Skip to content

StanzaTokenizer

The Stanza project from Stanford supports tokenizers, lemmatizers as well as part of speech detection for many languages that are not supported by spaCy. You can find the available languages here.

Note

In order to use this tool you'll need to ensure the correct dependencies are installed.
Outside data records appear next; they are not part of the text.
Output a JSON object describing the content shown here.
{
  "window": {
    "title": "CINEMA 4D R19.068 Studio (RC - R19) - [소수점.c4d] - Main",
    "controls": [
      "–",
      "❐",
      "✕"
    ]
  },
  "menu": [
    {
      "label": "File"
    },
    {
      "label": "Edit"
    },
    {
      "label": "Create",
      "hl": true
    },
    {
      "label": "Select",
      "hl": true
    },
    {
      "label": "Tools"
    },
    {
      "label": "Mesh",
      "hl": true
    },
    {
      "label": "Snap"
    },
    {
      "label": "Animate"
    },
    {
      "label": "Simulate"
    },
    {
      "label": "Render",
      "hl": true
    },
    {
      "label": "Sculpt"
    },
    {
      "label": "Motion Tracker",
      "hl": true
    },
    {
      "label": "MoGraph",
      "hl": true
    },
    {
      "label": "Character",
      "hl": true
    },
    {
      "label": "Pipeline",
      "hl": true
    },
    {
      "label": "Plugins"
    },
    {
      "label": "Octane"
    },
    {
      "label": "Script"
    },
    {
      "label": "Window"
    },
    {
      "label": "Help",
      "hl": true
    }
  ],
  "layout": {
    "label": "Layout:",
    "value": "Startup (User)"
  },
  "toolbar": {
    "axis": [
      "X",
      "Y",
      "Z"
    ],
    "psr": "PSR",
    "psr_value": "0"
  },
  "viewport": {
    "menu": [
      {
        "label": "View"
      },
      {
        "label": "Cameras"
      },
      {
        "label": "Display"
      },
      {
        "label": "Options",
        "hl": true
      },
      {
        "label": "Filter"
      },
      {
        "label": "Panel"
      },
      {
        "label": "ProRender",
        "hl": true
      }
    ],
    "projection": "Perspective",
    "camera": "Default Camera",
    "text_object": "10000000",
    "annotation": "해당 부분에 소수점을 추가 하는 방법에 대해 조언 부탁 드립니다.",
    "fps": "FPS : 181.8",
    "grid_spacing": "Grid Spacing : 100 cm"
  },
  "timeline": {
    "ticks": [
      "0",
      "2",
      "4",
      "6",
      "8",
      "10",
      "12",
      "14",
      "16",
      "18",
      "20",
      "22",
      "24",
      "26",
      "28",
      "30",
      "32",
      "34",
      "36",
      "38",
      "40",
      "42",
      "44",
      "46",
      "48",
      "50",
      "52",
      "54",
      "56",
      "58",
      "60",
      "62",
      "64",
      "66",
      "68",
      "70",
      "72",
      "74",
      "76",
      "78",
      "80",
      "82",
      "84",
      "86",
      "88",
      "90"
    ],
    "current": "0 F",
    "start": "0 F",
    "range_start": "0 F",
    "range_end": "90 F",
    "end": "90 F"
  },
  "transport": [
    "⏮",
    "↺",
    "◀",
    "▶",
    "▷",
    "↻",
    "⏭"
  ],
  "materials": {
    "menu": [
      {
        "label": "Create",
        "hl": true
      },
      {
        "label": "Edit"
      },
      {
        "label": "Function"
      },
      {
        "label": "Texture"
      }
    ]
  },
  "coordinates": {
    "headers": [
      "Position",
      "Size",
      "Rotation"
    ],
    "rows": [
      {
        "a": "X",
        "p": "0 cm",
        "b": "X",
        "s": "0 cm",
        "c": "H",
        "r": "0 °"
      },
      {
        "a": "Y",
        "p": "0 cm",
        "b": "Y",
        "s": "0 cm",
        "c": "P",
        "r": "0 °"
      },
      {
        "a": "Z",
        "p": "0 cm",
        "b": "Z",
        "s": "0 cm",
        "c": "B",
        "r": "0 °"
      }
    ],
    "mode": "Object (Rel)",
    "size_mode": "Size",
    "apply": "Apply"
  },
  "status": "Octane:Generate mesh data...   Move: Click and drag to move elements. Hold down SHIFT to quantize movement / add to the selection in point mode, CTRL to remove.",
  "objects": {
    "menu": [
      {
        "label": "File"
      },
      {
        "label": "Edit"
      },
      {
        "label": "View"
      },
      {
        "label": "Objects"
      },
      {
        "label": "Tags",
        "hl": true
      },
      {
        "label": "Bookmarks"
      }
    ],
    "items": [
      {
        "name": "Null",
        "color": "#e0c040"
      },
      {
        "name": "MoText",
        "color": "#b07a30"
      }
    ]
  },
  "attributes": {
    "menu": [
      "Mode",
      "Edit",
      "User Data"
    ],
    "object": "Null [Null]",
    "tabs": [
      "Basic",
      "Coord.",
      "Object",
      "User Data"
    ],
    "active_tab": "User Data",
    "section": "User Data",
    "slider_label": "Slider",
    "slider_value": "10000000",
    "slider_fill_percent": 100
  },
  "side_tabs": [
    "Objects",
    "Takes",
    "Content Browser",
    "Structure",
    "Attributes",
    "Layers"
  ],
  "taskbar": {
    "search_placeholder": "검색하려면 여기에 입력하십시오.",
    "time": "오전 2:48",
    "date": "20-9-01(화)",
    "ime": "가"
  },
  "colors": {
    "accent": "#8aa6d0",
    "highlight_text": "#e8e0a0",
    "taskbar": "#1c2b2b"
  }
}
pip install "rasa_nlu_examples[stanza] @ https://github.com/RasaHQ/rasa-nlu-examples.git"

Model Download

To use a Stanza model you'll first need to download it. This can be done from python.

import stanza
# download English model in the ~/stanza_resources dir
stanza.download('en', dir='~/stanza_resources')

Configurable Variables

  • lang: then two-letter abbreprivation of the language you want to use
  • cache_dir: pass it the name of the directory where you've downloaded/saved the embeddings

Base Usage

Once downloaded it can be used in a Rasa configuration, like below;

language: en

pipeline:
- name: rasa_nlu_examples.tokenizers.StanzaTokenizer
  lang: "en"
  cache_dir: "~/stanza_resources"
- name: LexicalSyntacticFeaturizer
  "features": [
    ["low", "title", "upper"],
    ["BOS", "EOS", "low", "upper", "title", "digit", "pos"],
    ["low", "title", "upper"],
  ]
- name: CountVectorsFeaturizer
- name: CountVectorsFeaturizer
  analyzer: char_wb
  min_ngram: 1
  max_ngram: 4
- name: DIETClassifier
  epochs: 100

One thing to note here is that the LexicalSyntacticFeaturizer will be able to pick up the "pos" information with the StanzaTokenizer just like you're able to do that with spaCy. The CountVectorsFeaturizer is able to pick up the lemma features that are generated.